Diagnosis and Evaluation of Leiomyomas
Key Points
Both diagnosing the presence of leiomyomas and determining their phenotype - FIGO Type(s), volume, number, and position in the uterus (fundal, cornual, anterior, posterior and cervical) - generally require imaging with the required detail dependent upon the clinical situation and the options, if any, for treatment
Manual Examination
Manual examination can suggest the presence of leiomyomas, particularly if the uterus is asymmetrically enlarged. However, the patient body habitus may obscure the examination, and, even when not, potentially significant submucous myomas are often undetectable.
Iron Status
Reproductive aged girls and women with the symptom of HMB will frequently have iron deficiency (ID); if severe this lead can cause iron deficiency anemia (IDA). Iron deficiency itself is a cause of chronic fatigue and reduced cognitive and physical function. Consequently, it is important to assess women with AUB-L not only for IDA but for ID as well, as a complete (full) blood count is often normal when ID is present.
Ultrasound
Ultrasound remains the most useful and accessible method for diagnosing leiomyomas.
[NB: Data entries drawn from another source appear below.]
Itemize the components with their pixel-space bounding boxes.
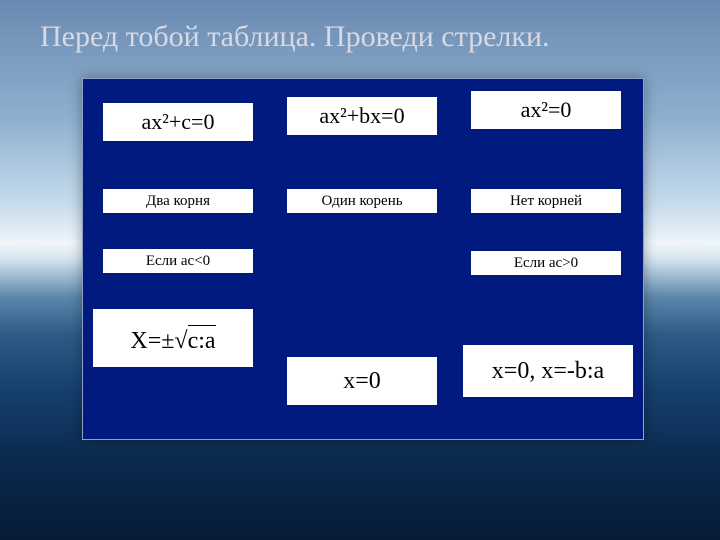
card-note-2[interactable]: Один корень [287, 189, 437, 213]
card-equation-2[interactable]: ax²+bx=0 [287, 97, 437, 135]
solution-text: X=±√c:a [130, 323, 215, 353]
card-solution-1[interactable]: X=±√c:a [93, 309, 253, 367]
sqrt-radicand: c:a [188, 323, 216, 353]
equation-text: ax²+c=0 [142, 111, 215, 133]
solution-text: x=0 [343, 369, 381, 393]
slide-title: Перед тобой таблица. Проведи стрелки. [40, 20, 550, 54]
equation-text: ax²+bx=0 [319, 105, 404, 127]
equation-text: ax²=0 [521, 99, 572, 121]
card-condition-2[interactable]: Если ас>0 [471, 251, 621, 275]
note-text: Один корень [321, 194, 402, 209]
slide-stage: Перед тобой таблица. Проведи стрелки. ax… [0, 0, 720, 540]
card-condition-1[interactable]: Если ас<0 [103, 249, 253, 273]
card-note-1[interactable]: Два корня [103, 189, 253, 213]
card-solution-3[interactable]: x=0, x=-b:a [463, 345, 633, 397]
condition-text: Если ас>0 [514, 256, 578, 271]
card-solution-2[interactable]: x=0 [287, 357, 437, 405]
sqrt-bar [188, 325, 216, 326]
note-text: Два корня [146, 194, 210, 209]
note-text: Нет корней [510, 194, 582, 209]
table-panel: ax²+c=0 ax²+bx=0 ax²=0 Два корня Один ко… [82, 78, 644, 440]
card-note-3[interactable]: Нет корней [471, 189, 621, 213]
card-equation-3[interactable]: ax²=0 [471, 91, 621, 129]
solution-text: x=0, x=-b:a [492, 359, 604, 383]
card-equation-1[interactable]: ax²+c=0 [103, 103, 253, 141]
condition-text: Если ас<0 [146, 254, 210, 269]
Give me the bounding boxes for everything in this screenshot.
Transvaginal technique is generally more accurate than trans abdominal techniques, particularly when there is obesity or retroversion and retroflexion. Abdominal ultrasound may be necessary when a virginal individual requires examination, as well as other circumstances where transvaginal instrumentation is not deemed appropriate.
Sonohysterography
The utility of transvaginal ultrasound to characterize (distinguish submucous from intramural tumors, and to discriminate amongst Types 0,1, 2, & 3 fibroids) is greatly enhanced with the transcervical instillation of a sonolucent contrast such as saline or gel. This process is termed sonohysterography (SHG) with the two most common techniques saline infusion sonography (SIS) and gel infusion sonography (GIS),
MRI (Magnetic Resonance Imaging)
MRI remains an expensive diagnostic tool with limited access in many jurisdictions. However, in many instances it provides invaluable detail, particularly when adenomyosis is also present or when it is important to define the outer free margin of myometrium between the fibroid and the serosa. MRI may also be the best way to examine individuals for whom vaginal ultrasound techniques cannot be performed.